Se, pelo céu, se vão arrumando nuvens de chuva  e há café nos terreiros, ele é o primeiro a lançar  mão do rodo dando o exemplo para que se ajunte e  recolha e, á noite, na sala vasta, enquanto a esposa  acalenta o pimpolho, debruçado sobre um livro, cercado de jornais e revistas, lê, anota observações  sobre a terra, respigando o que lhe convém, aqui,  ali: uma máquina útil, uma sementeira rica, um novo  adubo, certo processo de enxertia e, ao primeiro  bocejo, levanta-se, abre uma janela, respira largamente o ar puro da noite, sentindo em torno a  terra viva e forte, tratada carinhosamente como  animal de raça, fecundando, florindo, frutificando ao esplendido luar silencioso.

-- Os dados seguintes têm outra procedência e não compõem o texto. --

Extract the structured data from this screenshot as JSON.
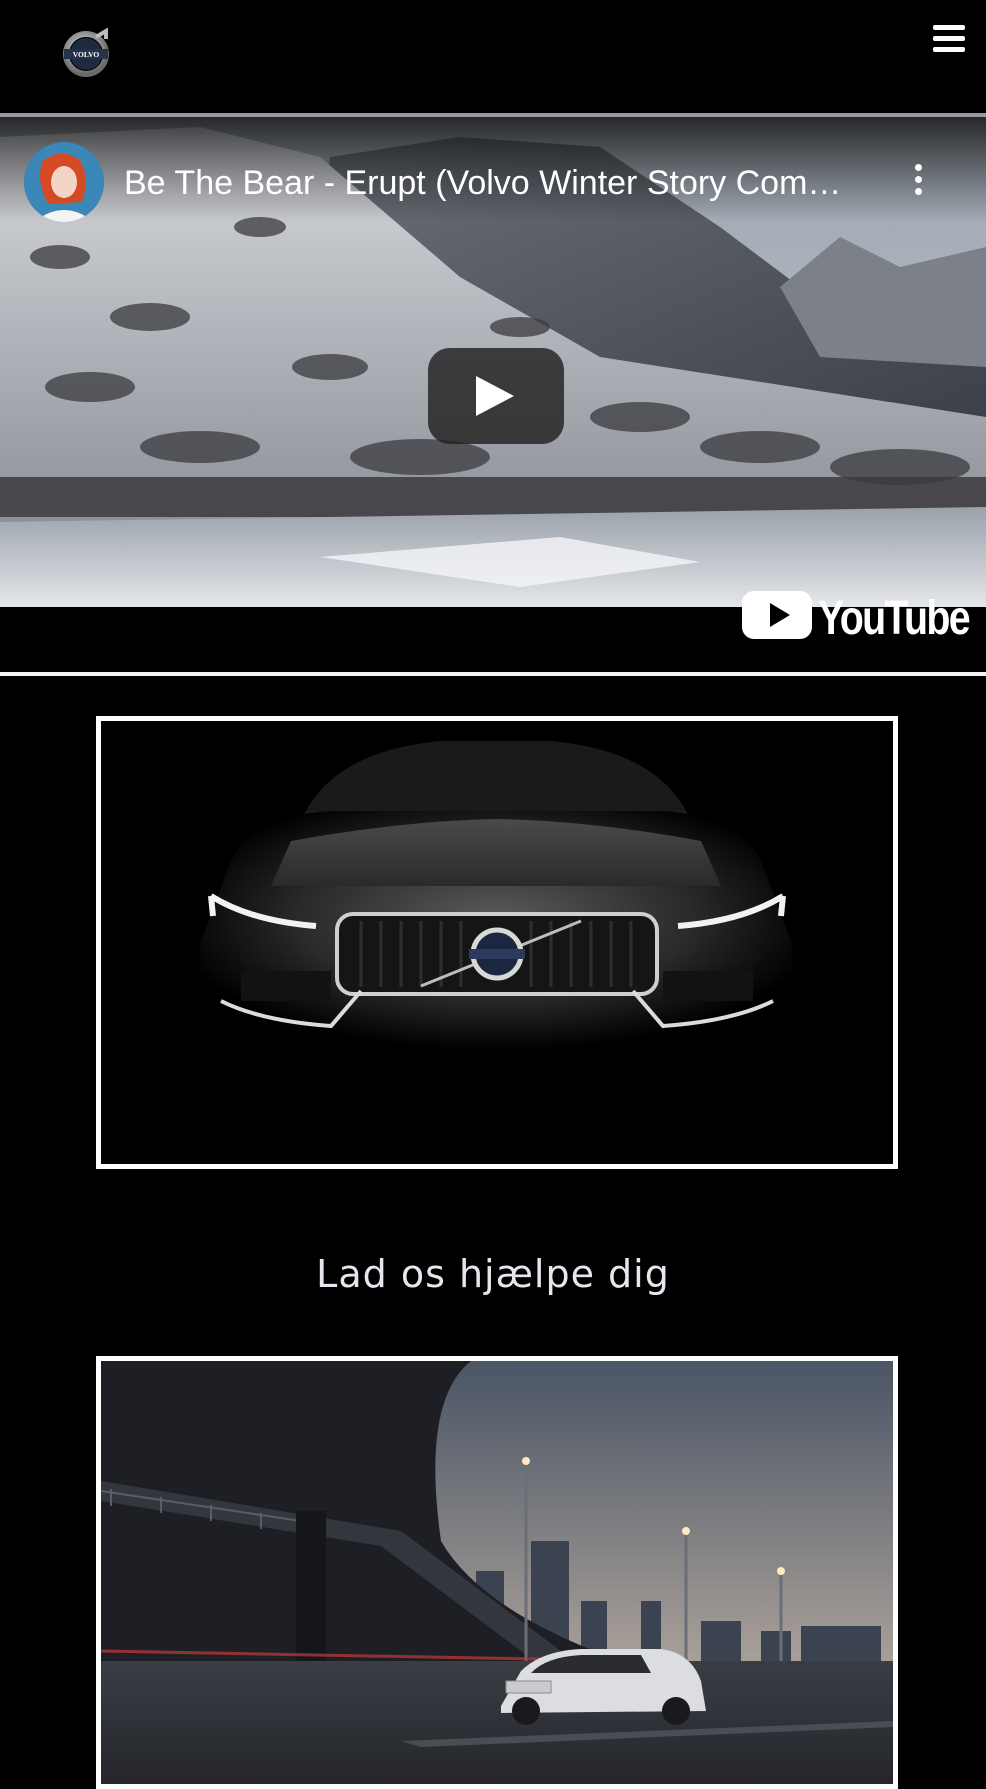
{
  "header": {
    "logo_icon": "volvo-logo-icon",
    "logo_text": "VOLVO",
    "menu_icon": "hamburger-menu-icon"
  },
  "video": {
    "title": "Be The Bear - Erupt (Volvo Winter Story Commercial)",
    "channel_avatar_icon": "channel-avatar",
    "more_icon": "more-vertical-icon",
    "play_icon": "play-icon",
    "youtube_logo_text": "YouTube"
  },
  "main": {
    "hero_car_alt": "volvo-car-front-image",
    "heading": "Lad os hjælpe dig",
    "city_car_alt": "volvo-suv-city-image"
  },
  "colors": {
    "background": "#000000",
    "text": "#ffffff",
    "heading": "#e6e6ee",
    "divider": "#9a9a9a",
    "card_border": "#ffffff"
  }
}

Dirão sorrindo: “Mas não há vida mais material, Deus do céu! Não há vida melhor nem há vida  mais calma!”

Que falem os errantes, esses que palmilham, sem  destino, as estradas que dantes pisavam como  senhores e que agora vão trilhando como banidos.  Essa é a vida feliz do lavrador inteligente para o  qual a crise é apenas um acidente e não um  descalabro.

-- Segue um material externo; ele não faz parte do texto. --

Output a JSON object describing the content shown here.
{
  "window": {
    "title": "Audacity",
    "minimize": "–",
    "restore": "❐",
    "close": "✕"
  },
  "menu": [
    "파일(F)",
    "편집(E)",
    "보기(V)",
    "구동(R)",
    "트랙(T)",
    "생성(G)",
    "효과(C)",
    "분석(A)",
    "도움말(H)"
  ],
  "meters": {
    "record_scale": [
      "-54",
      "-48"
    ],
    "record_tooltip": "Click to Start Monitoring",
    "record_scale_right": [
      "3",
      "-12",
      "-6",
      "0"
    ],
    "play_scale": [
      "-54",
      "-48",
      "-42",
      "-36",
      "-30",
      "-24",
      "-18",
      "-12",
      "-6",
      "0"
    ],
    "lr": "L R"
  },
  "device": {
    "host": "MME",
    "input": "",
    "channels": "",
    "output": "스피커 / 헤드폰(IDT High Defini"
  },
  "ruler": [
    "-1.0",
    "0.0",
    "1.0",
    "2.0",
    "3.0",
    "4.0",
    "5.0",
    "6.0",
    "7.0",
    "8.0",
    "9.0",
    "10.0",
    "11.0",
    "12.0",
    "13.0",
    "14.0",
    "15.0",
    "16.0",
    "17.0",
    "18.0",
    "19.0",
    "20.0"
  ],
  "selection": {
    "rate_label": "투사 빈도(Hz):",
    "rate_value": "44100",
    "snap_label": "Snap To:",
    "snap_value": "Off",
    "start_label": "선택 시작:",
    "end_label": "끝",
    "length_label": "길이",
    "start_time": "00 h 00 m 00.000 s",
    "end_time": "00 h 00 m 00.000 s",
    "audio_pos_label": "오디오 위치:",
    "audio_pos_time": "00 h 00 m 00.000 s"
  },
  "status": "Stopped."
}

Saiba o lavrador aproveitar a terra e o elemento  novo que a fecunda e a lavoura, no Brasil, será, em  pouco, urna das mais prosperas e compensadoras do   mundo. Para isso, porém, é necessário que não fique  simplesmente nessa ilusão do café, porque a  agricultura não se limita nem se pôde limitar a uma  produção única. O país do vinho é o país do azeite,  é o país do pão, é o país do linho e é o país da fruta.  Da nossa agricultura pode, e com razão, dizer-se que  dá apenas para encher uma xícara porque, em  verdade, toda ela se reduz ao café, ao sul, e ao  açúcar, ao norte.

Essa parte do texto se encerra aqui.